Santiago 2, 14-24. 26 ; Sal 111, 1-2. 3-4. 5-6; san Marcos 8, 34-9, 1
En la primera lectura de hoy leemos un texto que, por ejemplo, a Lutero le sacaba de quicio. El reformador protestante señalaba que para la justificación (el perdón de los pecados), era suficiente con la fe y sobraban las obras, que consideraba consecuencia de la mera presunción. Por eso rechazaba la carta de Santiago. A partir de ese momento se inició una discusión sobre la fe y las obras que, por influencia protestante, se entendían como antagónicas. O la una o la otra. Esa discusión extremista y excluyente no había de conducir a nada. Algunos aún hoy la mantienen, aunque con carácter residual.

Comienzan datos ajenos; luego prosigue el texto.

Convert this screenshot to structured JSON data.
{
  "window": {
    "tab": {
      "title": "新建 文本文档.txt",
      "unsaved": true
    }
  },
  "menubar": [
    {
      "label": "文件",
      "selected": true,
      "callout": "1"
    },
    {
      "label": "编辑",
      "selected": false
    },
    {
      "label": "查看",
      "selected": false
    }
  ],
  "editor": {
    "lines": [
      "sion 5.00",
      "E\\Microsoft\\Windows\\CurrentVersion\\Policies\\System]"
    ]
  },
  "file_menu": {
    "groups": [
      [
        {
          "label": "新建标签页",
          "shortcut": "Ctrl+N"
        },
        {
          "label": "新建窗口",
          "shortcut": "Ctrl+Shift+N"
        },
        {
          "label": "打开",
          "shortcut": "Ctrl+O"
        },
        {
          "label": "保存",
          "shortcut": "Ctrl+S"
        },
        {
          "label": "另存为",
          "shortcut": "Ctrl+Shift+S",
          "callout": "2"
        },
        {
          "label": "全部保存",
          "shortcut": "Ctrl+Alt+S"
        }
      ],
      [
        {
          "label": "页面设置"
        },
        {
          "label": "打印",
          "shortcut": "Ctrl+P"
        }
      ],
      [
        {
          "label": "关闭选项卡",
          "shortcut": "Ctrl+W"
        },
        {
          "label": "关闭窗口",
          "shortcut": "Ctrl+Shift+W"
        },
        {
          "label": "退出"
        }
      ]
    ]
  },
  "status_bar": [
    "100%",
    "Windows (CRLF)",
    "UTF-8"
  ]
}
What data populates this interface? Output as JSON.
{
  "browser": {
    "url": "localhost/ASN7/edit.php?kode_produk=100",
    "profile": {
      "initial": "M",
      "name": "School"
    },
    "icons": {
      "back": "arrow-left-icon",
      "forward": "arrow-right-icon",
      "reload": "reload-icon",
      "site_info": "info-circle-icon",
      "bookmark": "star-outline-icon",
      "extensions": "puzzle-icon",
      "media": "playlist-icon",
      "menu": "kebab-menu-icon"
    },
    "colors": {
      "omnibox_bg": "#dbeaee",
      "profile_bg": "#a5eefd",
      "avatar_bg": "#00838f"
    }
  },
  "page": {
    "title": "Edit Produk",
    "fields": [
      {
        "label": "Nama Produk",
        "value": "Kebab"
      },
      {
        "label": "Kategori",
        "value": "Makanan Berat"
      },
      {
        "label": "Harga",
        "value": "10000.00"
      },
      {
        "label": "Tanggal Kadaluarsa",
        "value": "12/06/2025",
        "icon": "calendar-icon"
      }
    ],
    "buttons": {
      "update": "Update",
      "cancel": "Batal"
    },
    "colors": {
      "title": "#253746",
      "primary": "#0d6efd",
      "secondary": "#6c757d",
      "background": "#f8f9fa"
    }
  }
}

Para comentar bien este texto, que parece opuesto a las enseñanzas de san Pablo, conviene hacer una precisión de método. La Sagrada Escritura hay que leerla en su unidad, porque el autor último es uno solo. Por eso las enseñanzas de toda la Sagrada Escritura hay que leerlas en su conjunto. Aquí, por ejemplo, Santiago señala que Dios aceptó a Abraham por sus obras, mientras que el apóstol Pablo parece, en sus cartas, enseñar justo lo contrario. ¿Es así? Ciertamente no. La Iglesia, que custodia ambas cartas como divinamente inspiradas las lee y aprecia sus enseñanzas sin encontrar oposición. ¿Por qué? Porque los dos apóstoles tratan del mismo tema desde perspectivas diferentes que se enriquecen mutuamente.
El inicio de la justificación es la fe. El hombre no se salva por sus obras sino por la gracia. Decir lo contrario sería negar el carácter gratuito de la salvación. Eso es lo que enseñaban, por ejemplo, los pelagianos. Si fuera así Jesús habría muerto en vano y cualquier persona que se lo propusiera, eso sí con mucho esfuerzo, podría alcanzar el cielo. Decir eso es herético, pero también una tentación frecuente.
Ahora bien, la fe puede estar viva o muerta. De esto habla el apóstol Santiago. Si está muerta no es operativa, porque no supone nada en la vida del hombre. La fe no es una opción que no supone nada en la vida corriente, sino un don que, aceptado por el hombre, cambia radicalmente la vida. Por eso la fe implica las obras.
Una fe puramente intelectual, que no mueve a nada, está muerta. Por el contrario la fe, entendida como confianza en Dios y no sólo asentimiento a unas verdades que se proponen para ser creídas, conduce al cumplimiento de unas obras. Por eso si alguien dice: “Soy creyente pero no practicante”, tiene un problema, al menos semántico. Porque si digo que creo en Dios y eso no supone nada en mi vida (no digo ya el ir a Misa, sino nada en absoluto), entonces habría que ver que idea tiene de Dios. Quizás no sea más que una idea abstracta y lejana que está ahí porque, como les gusta decir, ha de haber algo. También podría haber un florero, porque al final esa es una divinidad meramente decorativa.
Ahora entendemos un poco mejor lo que dice Santiago. Abraham, al tomar a Isaac y conducirlo al lugar del sacrificio demostró que su fe era real y no ideológica. Es decir, por sus obras conocemos su fe. Pero la fe era anterior y es la que verdaderamente le justifica. Las obras muestran su correspondencia a la fe que le ha sido dada.
Pidámosle a la Virgen María, Madre de los creyentes, que nos ayude a creer como ella que se puso totalmente en manos de Dios y que, por su mediación, nuestra fe produzca abundancia de buenas obras.